Türkiye’de yaşanan 6 Şubat depreminin üstünden bir yıl geçti. Daha önceki Gölcük depreminde olduğu gibi, depremin ilk anlarında korkunçluğunun bile farkında değildik. İlerleyen saatlerle birlikte yıkımın büyüklüğü meydana çıktı. Nerede ne olduğunu öğrenebilmek için saatler değil, neredeyse günler geçmesi gerekti.
Şimdi günler değil, bir yıl geride kalmış bulunuyor. 6 Şubat depreminin yaralarının sarılmış olması gerekirdi; sarılmadı! Yaraların sarılmamış olması bir tarafa, gerçek deprem hasarı hala daha bilinmiyor. Kayıpların sayısı 50 bin 783 olarak açıklanmış olsa bile kimse buna inanmıyor. Zaten bugünün Türkiye iktidarı, bu konuda yapılması önerilen araştırmaları bile engelliyor; kayıplar bilinmesin istiyor.
Depremden sonra ortaya çıkan konut sorunu giderilemedi. Dün yapılan açıklamalardan öğreniyoruz ki depremzedelere teslim edilen konut sayısı sadece 18 bin 19 olmuş… Depremzedelerin %95’i hala daha konteyner veya çadırlarda yaşıyor.
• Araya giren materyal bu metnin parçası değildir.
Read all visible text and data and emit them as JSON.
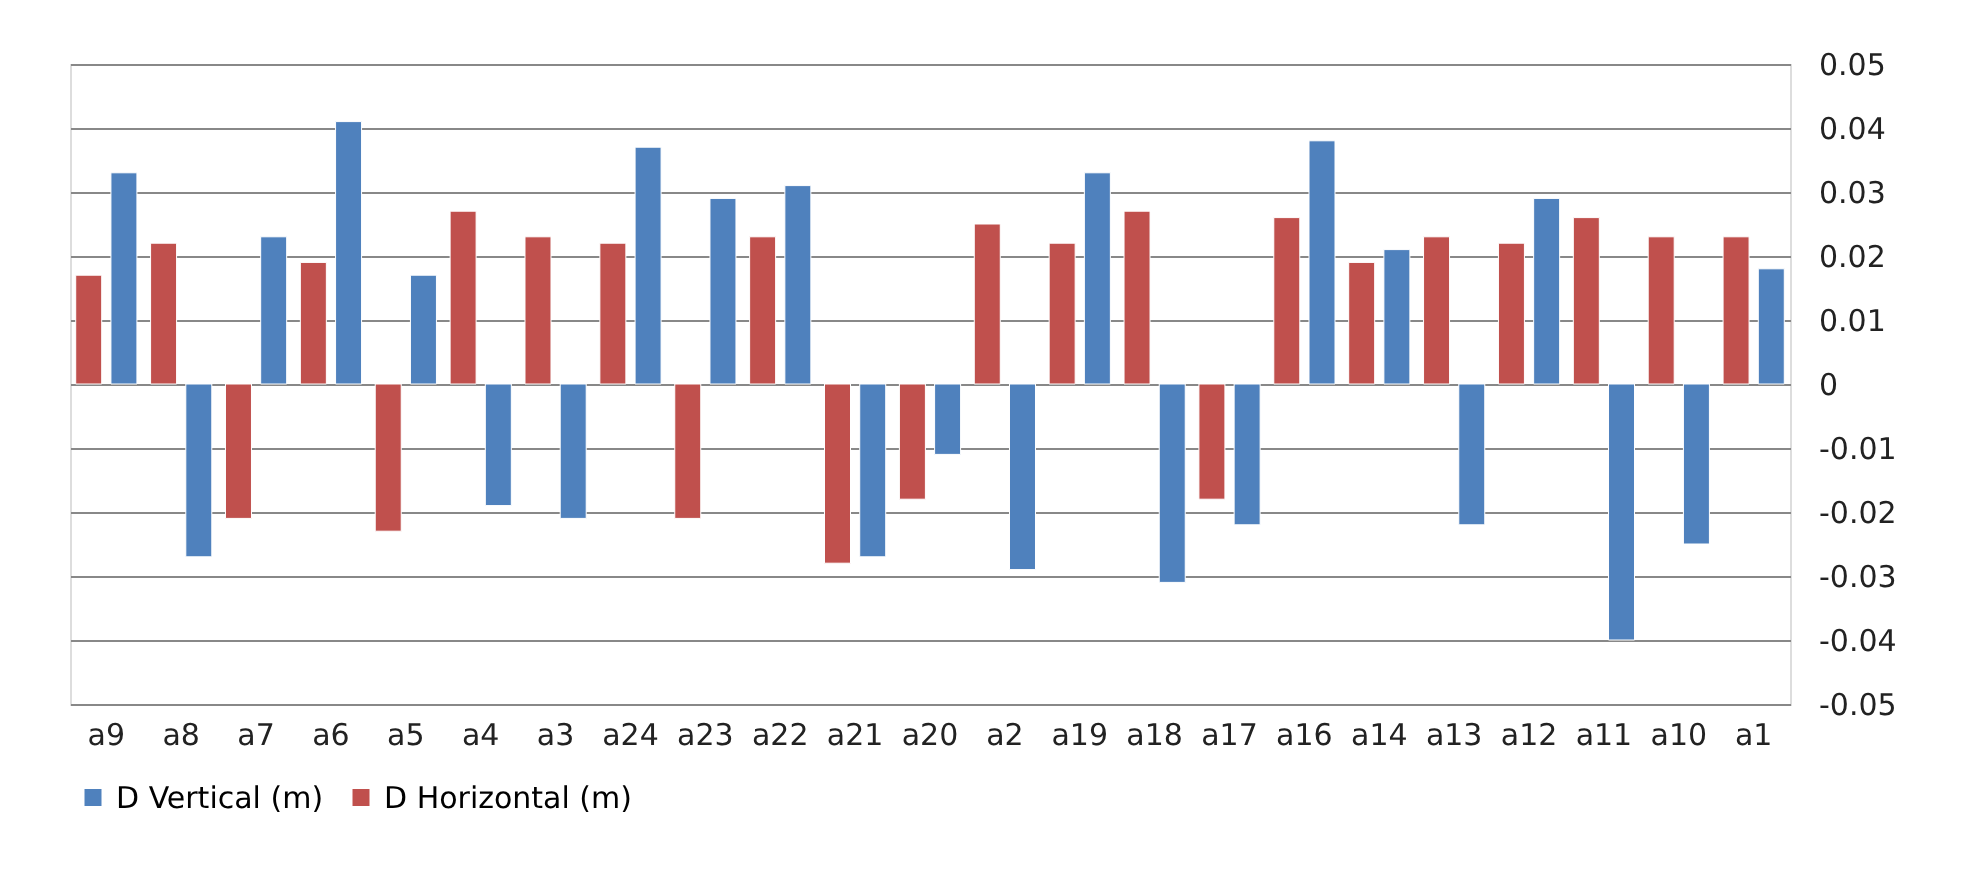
{
  "chart_data": {
    "type": "bar",
    "categories": [
      "a9",
      "a8",
      "a7",
      "a6",
      "a5",
      "a4",
      "a3",
      "a24",
      "a23",
      "a22",
      "a21",
      "a20",
      "a2",
      "a19",
      "a18",
      "a17",
      "a16",
      "a14",
      "a13",
      "a12",
      "a11",
      "a10",
      "a1"
    ],
    "series": [
      {
        "name": "D Vertical (m)",
        "color": "#4f81bd",
        "values": [
          0.033,
          -0.027,
          0.023,
          0.041,
          0.017,
          -0.019,
          -0.021,
          0.037,
          0.029,
          0.031,
          -0.027,
          -0.011,
          -0.029,
          0.033,
          -0.031,
          -0.022,
          0.038,
          0.021,
          -0.022,
          0.029,
          -0.04,
          -0.025,
          0.018
        ]
      },
      {
        "name": "D Horizontal (m)",
        "color": "#c0504d",
        "values": [
          0.017,
          0.022,
          -0.021,
          0.019,
          -0.023,
          0.027,
          0.023,
          0.022,
          -0.021,
          0.023,
          -0.028,
          -0.018,
          0.025,
          0.022,
          0.027,
          -0.018,
          0.026,
          0.019,
          0.023,
          0.022,
          0.026,
          0.023,
          0.023
        ]
      }
    ],
    "ylim": [
      -0.05,
      0.05
    ],
    "yticks": [
      -0.05,
      -0.04,
      -0.03,
      -0.02,
      -0.01,
      0,
      0.01,
      0.02,
      0.03,
      0.04,
      0.05
    ],
    "grid": "y",
    "legend": "bottom"
  }
}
Bunlara inanmayanlar olacağını biliyorum. Ben de inanamıyorum zaten. Koca Türkiye Cumhuriyeti’nin depremin yıkımını yaşayan yurttaşlarına sahip çıkamamasını anlayamıyorum. Kızıyorum; öfkeleniyorum! Kıbrıs’ta yaşayan bölge insanlarına soruyorum: “Ailelerinize konutları verildi mi?” Aldığım yanıt olumsuzdur. Etrafımızda çok sayıda bölge ile bağlantılı insanımız var; siz de sorabilirsiniz.
Deprem günlerinde yaşananlar da değerlendirilmedi zaten: Deprem enkazına neden geç müdahale edildi? Deprem bölgelerinde internet bant genişliği neden daraltıldı? Bir yıl sonra bile bu sorulara “öyle gerekliydi” diye yanıt veriliyor; kamuoyuna açık amaçlar ve gerekçeler paylaşılmıyor. Yapılanlar doğru muydu, yanlış mıydı tartışılmasın isteniyor.
KKTC’ye gelince…
Deprem bölgesinde çok sayıda canımız gitti. Yasları tutuluyor; hesapları soruluyor…
Fay hattının Kıbrıs’a kadar ulaşabileceği belli olduğu zaman büyük bir telaş yaşadık. Konutlarımız ama en önemlisi de okullar depreme dayanıklı mı? Meydana çıktı ki değildirler… O telaşlı halimizle öğrenciler için konteyner sınıflar yaptık; yağmur yağdı sınıfları seller bastı… Yaz geldi geçti ama okulları yenilemede hangi aşamada olduğumuz bir türlü netlik kazanmadı.
Hastanelerimizin durumunu hiç bilmiyorum. Bir depremden sonra servis verecekler mi; vermeyecekler mi? Bu konuda yeterli bir açıklamaya rastlayamadım.
6 Şubat depreminde Türkiye’ye gönderdiğimiz yardım ekibinden kişilerin KKTC’de bir deprem olması halinde ekip sayısının yetersiz kalacağına dair açıklamalar gelmişti… Bu konuda da büyük bir ilerleme sağladığımızı düşünmüyorum.
6 Şubat depreminin üstünden henüz bir yıl geçti… Acıları taptaze… Yıllar geçse de bu acıya alışamayacak insanlarımız var; çocuklarını kaybedenlerin halini düşünmek bile korkunçtur.
Ama acıları paylaşmaya çalışmak yetmez; depremzedeler için yapılanları ve depreme hazırlıklı olmak için yapılması gerekenleri de konuşmak gerekiyor. Yakınlarını kaybedenlerin acılarını paylaşmak belki de böyle olmalıdır. Yapmamız gerekenleri yapmak, onların acılarını paylaşmanın en etkili yolu olacaktır.
Benim gördüğüm ise her şeyin konuşmada kaldığıdır. Her konuda olduğu gibi deprem önlemleri ve depremzedelere yardım konusunda da çok konuşma vardır ama yapılan iş yoktur! ŞAMPİYON MELEKLERİ ANMAK, törenlere katılmak veya sosyal medya paylaşımları hazırlamak, onları geri getirmeyeceği gibi geride kalanların acılarını dindirmeyecek veya güvenliğini sağlamayacak.
Böyle olmasaydı, depremler de bu kadar kıyıcı ve yıkıcı olmayacaktı!